# iPod Touch iOS upgrade concern



## gabevanlelyveld (Apr 20, 2007)

Hi,

I'm not sure if this is the right place to ask this question as the iPod is not technically a computer, but i'll ask anyway.

I've read of a number of people who upgraded their iPod touch 1st Gen to iOS 3.1.3 and, in the process, lost their volume control slider. I'm currently running iOS 3.0 and everything works fine. Should I be concerned about this? 

I just read the list of improvements from 3.0 to 3.1.3 and it seems like it would be good to upgrade, but I don't want lost the volume slider. Also, people experiencing this problem have said it's either very difficult (read: a pain in the ***) or impossible to downgrade the iOS after going to 3.1.3, hence my cautiousness.
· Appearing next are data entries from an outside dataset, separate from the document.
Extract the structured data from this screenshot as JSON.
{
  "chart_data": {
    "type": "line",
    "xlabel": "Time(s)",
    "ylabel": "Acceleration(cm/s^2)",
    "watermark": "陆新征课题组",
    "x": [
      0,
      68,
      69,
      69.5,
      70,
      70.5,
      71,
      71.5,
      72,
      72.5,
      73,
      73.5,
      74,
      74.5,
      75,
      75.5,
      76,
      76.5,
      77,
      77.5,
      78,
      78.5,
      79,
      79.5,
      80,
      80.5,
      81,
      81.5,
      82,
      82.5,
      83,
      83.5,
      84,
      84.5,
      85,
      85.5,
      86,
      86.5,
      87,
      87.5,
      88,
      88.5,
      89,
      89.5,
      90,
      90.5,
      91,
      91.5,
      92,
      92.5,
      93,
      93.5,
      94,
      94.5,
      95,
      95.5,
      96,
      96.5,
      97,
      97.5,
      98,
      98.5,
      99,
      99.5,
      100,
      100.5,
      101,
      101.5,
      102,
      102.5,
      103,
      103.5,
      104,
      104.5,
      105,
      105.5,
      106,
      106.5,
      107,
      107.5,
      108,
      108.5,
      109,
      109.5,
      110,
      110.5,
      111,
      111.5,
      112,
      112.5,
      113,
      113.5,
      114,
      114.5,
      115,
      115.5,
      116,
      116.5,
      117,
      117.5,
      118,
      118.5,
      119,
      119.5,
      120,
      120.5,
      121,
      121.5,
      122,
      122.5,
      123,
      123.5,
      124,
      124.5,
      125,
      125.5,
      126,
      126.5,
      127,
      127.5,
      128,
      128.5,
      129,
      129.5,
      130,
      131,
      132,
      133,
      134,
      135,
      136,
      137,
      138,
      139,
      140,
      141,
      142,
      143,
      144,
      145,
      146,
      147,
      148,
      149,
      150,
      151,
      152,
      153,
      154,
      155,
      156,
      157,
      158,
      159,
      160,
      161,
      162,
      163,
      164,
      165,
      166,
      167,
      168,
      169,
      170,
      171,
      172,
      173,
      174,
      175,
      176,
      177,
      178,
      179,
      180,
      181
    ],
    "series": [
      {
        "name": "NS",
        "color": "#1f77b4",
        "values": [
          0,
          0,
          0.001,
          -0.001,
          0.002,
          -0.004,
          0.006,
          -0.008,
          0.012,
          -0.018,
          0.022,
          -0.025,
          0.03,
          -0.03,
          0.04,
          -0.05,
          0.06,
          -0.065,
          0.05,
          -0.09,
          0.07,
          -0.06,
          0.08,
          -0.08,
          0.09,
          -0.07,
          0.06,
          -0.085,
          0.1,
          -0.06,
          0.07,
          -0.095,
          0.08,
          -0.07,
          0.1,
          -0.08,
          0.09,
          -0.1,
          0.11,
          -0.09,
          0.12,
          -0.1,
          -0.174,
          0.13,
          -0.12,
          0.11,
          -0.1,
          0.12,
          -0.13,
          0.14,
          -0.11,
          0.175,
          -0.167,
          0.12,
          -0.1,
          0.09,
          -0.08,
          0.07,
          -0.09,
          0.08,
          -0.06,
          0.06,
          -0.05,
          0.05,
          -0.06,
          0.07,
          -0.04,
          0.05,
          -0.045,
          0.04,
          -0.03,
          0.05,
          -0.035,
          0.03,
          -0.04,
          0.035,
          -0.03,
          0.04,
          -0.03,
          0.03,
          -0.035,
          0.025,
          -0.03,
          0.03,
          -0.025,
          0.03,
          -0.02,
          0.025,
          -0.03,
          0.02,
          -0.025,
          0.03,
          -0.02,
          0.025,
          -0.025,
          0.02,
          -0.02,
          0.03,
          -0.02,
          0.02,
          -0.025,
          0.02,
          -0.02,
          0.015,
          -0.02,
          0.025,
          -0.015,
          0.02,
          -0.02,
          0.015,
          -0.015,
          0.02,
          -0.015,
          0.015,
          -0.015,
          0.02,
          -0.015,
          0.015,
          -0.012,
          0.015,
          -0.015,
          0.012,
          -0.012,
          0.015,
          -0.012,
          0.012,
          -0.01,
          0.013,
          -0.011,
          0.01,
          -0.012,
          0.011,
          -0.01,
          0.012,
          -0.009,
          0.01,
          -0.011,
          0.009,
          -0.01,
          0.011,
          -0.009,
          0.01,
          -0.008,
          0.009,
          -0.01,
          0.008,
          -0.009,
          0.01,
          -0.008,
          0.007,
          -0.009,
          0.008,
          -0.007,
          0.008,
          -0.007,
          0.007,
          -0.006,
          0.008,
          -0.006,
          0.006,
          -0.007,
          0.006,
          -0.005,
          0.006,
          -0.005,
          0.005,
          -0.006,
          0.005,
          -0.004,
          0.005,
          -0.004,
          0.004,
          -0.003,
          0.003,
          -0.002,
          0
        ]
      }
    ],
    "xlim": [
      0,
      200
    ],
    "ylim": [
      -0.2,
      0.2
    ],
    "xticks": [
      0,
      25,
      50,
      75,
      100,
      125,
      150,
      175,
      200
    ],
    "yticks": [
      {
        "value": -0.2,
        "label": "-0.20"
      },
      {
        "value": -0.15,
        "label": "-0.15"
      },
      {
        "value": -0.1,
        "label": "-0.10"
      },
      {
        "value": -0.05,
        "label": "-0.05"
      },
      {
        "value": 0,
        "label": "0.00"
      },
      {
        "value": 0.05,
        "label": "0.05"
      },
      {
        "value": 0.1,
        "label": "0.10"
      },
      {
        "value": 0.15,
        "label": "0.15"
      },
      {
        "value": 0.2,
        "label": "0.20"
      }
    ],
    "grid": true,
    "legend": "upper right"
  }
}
Any thoughts are more than welcome. Thanks in advance, Gabe


----------



## CEM (Jan 5, 2011)

You can turn off and turn on with push POWER BUTTON + on the screen single button together and turn on. It will go back factory setting.
Than try to update again.


----------



## gabevanlelyveld (Apr 20, 2007)

Just to be clear, I myself am not experiencing this or any other problems. I'm just concerned about this potential issue and was wondering if anyone else had heard of it or had experienced it themselves.

Thanks.


----------



## sinclair_tm (Mar 11, 2005)

I have not heard of this issue, so I don't know anything about it. Which volume slider got lost?


----------